In Magnum Hunter’s motion to dismiss, Pecht alluded to supporting allegations from nine confidential witnesses that the plaintiffs claimed they had in their amended complaint.
“Those allegations merely reinforce the non-fraudulent nature of the accounting errors at issue in this case,” Pecht wrote. “None of those allegations shows that any individual defendant knew that Magnum Hunter’s financial statements were inaccurate or that any fraud occurred.”
He also emphasized that the stock price did not suffer in the long term due to Magnum Hunter’s disclosures in April 2013.
“This putative securities class action is premised on a garden variety accounting restatement that resulted in a cumulative non-cash increase of only 5 percent to Magnum Hunter’s total annual loss for 2012,” Pecht wrote. “The stock price completely recovered after Magnum Hunter successfully filed its 2012 Form 10-K in June 2013, reaching a 52-week high just four months later.”
U.S. District Judge Katherine Forrest agreed.
“While it is certainly true that the allegations support an inference of the defendant having had serious control deficiencies and accounting issues over an extended period, there is no factual basis in the complaint to infer that, when the company made its statements – which failed to either reveal the full extent of such issues, or simply failed to foretell the future – it was acting with a knowledge of falsity or an intent to defraud,” Judge Forrest wrote in her 44-page opinion.
Plaintiffs in both lawsuits will have the opportunity to appeal in the U.S. Court of Appeals for the Second Circuit.
Significance of Dismissal
Plaintiffs’ lawyers also filed class actions against LINN and Magnum Hunter in the U.S. District Court for the Southern District of Texas. Both cases were consolidated with those filed in New York.
Prior to the New York lawsuits being filed, the shareholders with smaller derivative claims sued Magnum Hunter’s directors in the U.S. District Court for the Southern District of Texas, the U.S. District Court for the District of Delaware and Harris County. All lawsuits were dismissed either voluntarily or by a judge.
Yet another shareholder derivative lawsuit with slightly different claims was filed this spring in Harris County.
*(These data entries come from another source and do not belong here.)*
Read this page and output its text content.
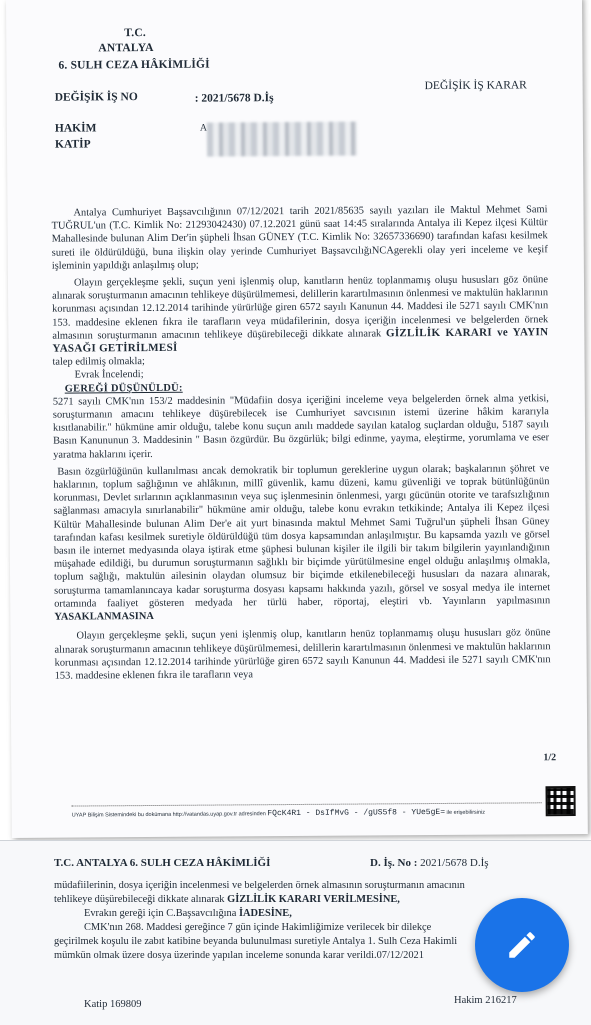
T.C.
ANTALYA
6. SULH CEZA HÂKİMLİĞİ
DEĞİŞİK İŞ KARAR
DEĞİŞİK İŞ NO	: 2021/5678 D.İş
HAKİM
KATİP
A

Antalya Cumhuriyet Başsavcılığının 07/12/2021 tarih 2021/85635 sayılı yazıları ile Maktul Mehmet Sami TUĞRUL'un (T.C. Kimlik No: 21293042430) 07.12.2021 günü saat 14:45 sıralarında Antalya ili Kepez ilçesi Kültür Mahallesinde bulunan Alim Der'in şüpheli İhsan GÜNEY (T.C. Kimlik No: 32657336690) tarafından kafası kesilmek sureti ile öldürüldüğü, buna ilişkin olay yerinde Cumhuriyet BaşsavcılığıNCAgerekli olay yeri inceleme ve keşif işleminin yapıldığı anlaşılmış olup;

Olayın gerçekleşme şekli, suçun yeni işlenmiş olup, kanıtların henüz toplanmamış oluşu hususları göz önüne alınarak soruşturmanın amacının tehlikeye düşürülmemesi, delillerin karartılmasının önlenmesi ve maktulün haklarının korunması açısından 12.12.2014 tarihinde yürürlüğe giren 6572 sayılı Kanunun 44. Maddesi ile 5271 sayılı CMK'nın 153. maddesine eklenen fıkra ile tarafların veya müdafilerinin, dosya içeriğin incelenmesi ve belgelerden örnek almasının soruşturmanın amacının tehlikeye düşürebileceği dikkate alınarak GİZLİLİK KARARI ve YAYIN YASAĞI GETİRİLMESİ

talep edilmiş olmakla;

Evrak İncelendi;

GEREĞİ DÜŞÜNÜLDÜ:

5271 sayılı CMK'nın 153/2 maddesinin "Müdafiin dosya içeriğini inceleme veya belgelerden örnek alma yetkisi, soruşturmanın amacını tehlikeye düşürebilecek ise Cumhuriyet savcısının istemi üzerine hâkim kararıyla kısıtlanabilir." hükmüne amir olduğu, talebe konu suçun anılı maddede sayılan katalog suçlardan olduğu, 5187 sayılı Basın Kanununun 3. Maddesinin " Basın özgürdür. Bu özgürlük; bilgi edinme, yayma, eleştirme, yorumlama ve eser yaratma haklarını içerir.

Basın özgürlüğünün kullanılması ancak demokratik bir toplumun gereklerine uygun olarak; başkalarının şöhret ve haklarının, toplum sağlığının ve ahlâkının, millî güvenlik, kamu düzeni, kamu güvenliği ve toprak bütünlüğünün korunması, Devlet sırlarının açıklanmasının veya suç işlenmesinin önlenmesi, yargı gücünün otorite ve tarafsızlığının sağlanması amacıyla sınırlanabilir" hükmüne amir olduğu, talebe konu evrakın tetkikinde; Antalya ili Kepez ilçesi Kültür Mahallesinde bulunan Alim Der'e ait yurt binasında maktul Mehmet Sami Tuğrul'un şüpheli İhsan Güney tarafından kafası kesilmek suretiyle öldürüldüğü tüm dosya kapsamından anlaşılmıştır. Bu kapsamda yazılı ve görsel basın ile internet medyasında olaya iştirak etme şüphesi bulunan kişiler ile ilgili bir takım bilgilerin yayınlandığının müşahade edildiği, bu durumun soruşturmanın sağlıklı bir biçimde yürütülmesine engel olduğu anlaşılmış olmakla, toplum sağlığı, maktulün ailesinin olaydan olumsuz bir biçimde etkilenebileceği hususları da nazara alınarak, soruşturma tamamlanıncaya kadar soruşturma dosyası kapsamı hakkında yazılı, görsel ve sosyal medya ile internet ortamında faaliyet gösteren medyada her türlü haber, röportaj, eleştiri vb. Yayınların yapılmasının YASAKLANMASINA

Olayın gerçekleşme şekli, suçun yeni işlenmiş olup, kanıtların henüz toplanmamış oluşu hususları göz önüne alınarak soruşturmanın amacının tehlikeye düşürülmemesi, delillerin karartılmasının önlenmesi ve maktulün haklarının korunması açısından 12.12.2014 tarihinde yürürlüğe giren 6572 sayılı Kanunun 44. Maddesi ile 5271 sayılı CMK'nın 153. maddesine eklenen fıkra ile tarafların veya

1/2
UYAP Bilişim Sistemindeki bu dokümana http://vatandas.uyap.gov.tr adresinden FQcK4R1 - DsIfMvG - /gUS5f8 - YUe5gE= ile erişebilirsiniz
T.C. ANTALYA 6. SULH CEZA HÂKİMLİĞİ	D. İş. No : 2021/5678 D.İş
müdafiilerinin, dosya içeriğin incelenmesi ve belgelerden örnek almasının soruşturmanın amacının
tehlikeye düşürebileceği dikkate alınarak GİZLİLİK KARARI VERİLMESİNE,
Evrakın gereği için C.Başsavcılığına İADESİNE,
CMK'nın 268. Maddesi gereğince 7 gün içinde Hakimliğimize verilecek bir dilekçe
geçirilmek koşulu ile zabıt katibine beyanda bulunulması suretiyle Antalya 1. Sulh Ceza Hakimli
mümkün olmak üzere dosya üzerinde yapılan inceleme sonunda karar verildi.07/12/2021
Katip 169809	Hakim 216217
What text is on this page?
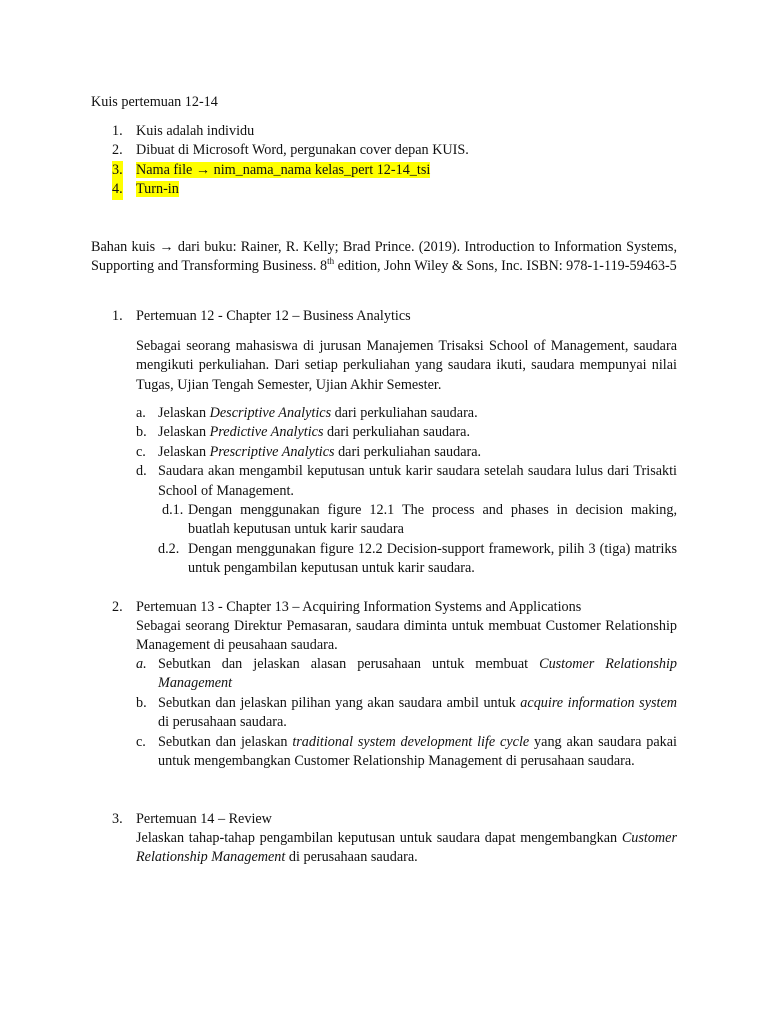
Kuis pertemuan 12-14
1. Kuis adalah individu
2. Dibuat di Microsoft Word, pergunakan cover depan KUIS.
3. Nama file → nim_nama_nama kelas_pert 12-14_tsi
4. Turn-in
Bahan kuis → dari buku: Rainer, R. Kelly; Brad Prince. (2019). Introduction to Information Systems, Supporting and Transforming Business. 8th edition, John Wiley & Sons, Inc. ISBN: 978-1-119-59463-5
1. Pertemuan 12 - Chapter 12 – Business Analytics
Sebagai seorang mahasiswa di jurusan Manajemen Trisaksi School of Management, saudara mengikuti perkuliahan. Dari setiap perkuliahan yang saudara ikuti, saudara mempunyai nilai Tugas, Ujian Tengah Semester, Ujian Akhir Semester.
a. Jelaskan Descriptive Analytics dari perkuliahan saudara.
b. Jelaskan Predictive Analytics dari perkuliahan saudara.
c. Jelaskan Prescriptive Analytics dari perkuliahan saudara.
d. Saudara akan mengambil keputusan untuk karir saudara setelah saudara lulus dari Trisakti School of Management.
d.1. Dengan menggunakan figure 12.1 The process and phases in decision making, buatlah keputusan untuk karir saudara
d.2. Dengan menggunakan figure 12.2 Decision-support framework, pilih 3 (tiga) matriks untuk pengambilan keputusan untuk karir saudara.
2. Pertemuan 13 - Chapter 13 – Acquiring Information Systems and Applications
Sebagai seorang Direktur Pemasaran, saudara diminta untuk membuat Customer Relationship Management di peusahaan saudara.
a. Sebutkan dan jelaskan alasan perusahaan untuk membuat Customer Relationship Management
b. Sebutkan dan jelaskan pilihan yang akan saudara ambil untuk acquire information system di perusahaan saudara.
c. Sebutkan dan jelaskan traditional system development life cycle yang akan saudara pakai untuk mengembangkan Customer Relationship Management di perusahaan saudara.
3. Pertemuan 14 – Review
Jelaskan tahap-tahap pengambilan keputusan untuk saudara dapat mengembangkan Customer Relationship Management di perusahaan saudara.
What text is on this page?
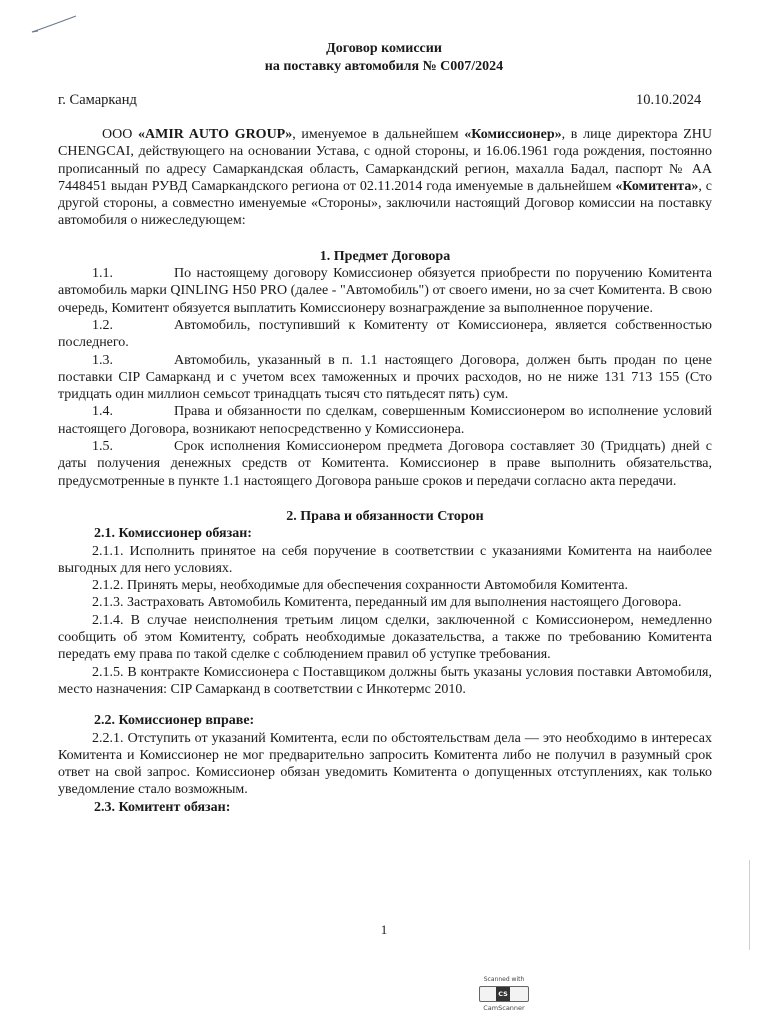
Договор комиссии
на поставку автомобиля № С007/2024
г. Самарканд	10.10.2024

ООО «AMIR AUTO GROUP», именуемое в дальнейшем «Комиссионер», в лице директора ZHU CHENGCAI, действующего на основании Устава, с одной стороны, и 16.06.1961 года рождения, постоянно прописанный по адресу Самаркандская область, Самаркандский регион, махалла Бадал, паспорт № АА 7448451 выдан РУВД Самаркандского региона от 02.11.2014 года именуемые в дальнейшем «Комитента», с другой стороны, а совместно именуемые «Стороны», заключили настоящий Договор комиссии на поставку автомобиля о нижеследующем:

1. Предмет Договора

1.1.	По настоящему договору Комиссионер обязуется приобрести по поручению Комитента автомобиль марки QINLING H50 PRO (далее - "Автомобиль") от своего имени, но за счет Комитента. В свою очередь, Комитент обязуется выплатить Комиссионеру вознаграждение за выполненное поручение.

1.2.	Автомобиль, поступивший к Комитенту от Комиссионера, является собственностью последнего.

1.3.	Автомобиль, указанный в п. 1.1 настоящего Договора, должен быть продан по цене поставки CIP Самарканд и с учетом всех таможенных и прочих расходов, но не ниже 131 713 155 (Сто тридцать один миллион семьсот тринадцать тысяч сто пятьдесят пять) сум.

1.4.	Права и обязанности по сделкам, совершенным Комиссионером во исполнение условий настоящего Договора, возникают непосредственно у Комиссионера.

1.5.	Срок исполнения Комиссионером предмета Договора составляет 30 (Тридцать) дней с даты получения денежных средств от Комитента. Комиссионер в праве выполнить обязательства, предусмотренные в пункте 1.1 настоящего Договора раньше сроков и передачи согласно акта передачи.

2. Права и обязанности Сторон

2.1. Комиссионер обязан:

2.1.1. Исполнить принятое на себя поручение в соответствии с указаниями Комитента на наиболее выгодных для него условиях.

2.1.2. Принять меры, необходимые для обеспечения сохранности Автомобиля Комитента.

2.1.3. Застраховать Автомобиль Комитента, переданный им для выполнения настоящего Договора.

2.1.4. В случае неисполнения третьим лицом сделки, заключенной с Комиссионером, немедленно сообщить об этом Комитенту, собрать необходимые доказательства, а также по требованию Комитента передать ему права по такой сделке с соблюдением правил об уступке требования.

2.1.5. В контракте Комиссионера с Поставщиком должны быть указаны условия поставки Автомобиля, место назначения: CIP Самарканд в соответствии с Инкотермс 2010.

2.2. Комиссионер вправе:

2.2.1. Отступить от указаний Комитента, если по обстоятельствам дела — это необходимо в интересах Комитента и Комиссионер не мог предварительно запросить Комитента либо не получил в разумный срок ответ на свой запрос. Комиссионер обязан уведомить Комитента о допущенных отступлениях, как только уведомление стало возможным.

2.3. Комитент обязан:

1
Scanned with
CSCamScanner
Pecht and Stokes have asked the judge to dismiss the lawsuit, but no decision has been made.
Stokes said this multi-jurisdiction phenomenon has become more common in recent years, and he partially attributes the reasoning to the success in being able to defend oil and gas companies in Texas courts – often their home turf.
“Because we’ve been able to defeat these cases in Texas on a regular basis, we’ve seen a migration of litigation against Texas-based companies to the Southern District of New York for hope of garnering a new forum,” he said.
“The significance is no one is able to [justify] these types of cases against energy companies wherever they’re filed,” he added. “When you go through the education process with the court about energy-specific accounting issues… you have judges in New York extremely astute about accounting and financial issues and are able to quickly see through whatever superficial claims are included.”
Stokes’ main piece of advice to other outside counsel hired to handle shareholder class-action securities lawsuits for energy clients is to meet with the company’s financial personnel early in the process “to really understand the nuts and bolts of disclosure issues.” He said by doing so, it helped him and Pecht craft stronger motions to dismiss than they could have done otherwise.
“Our client’s our best resource,” he said. “I can’t overstate how much you can learn from your clients.”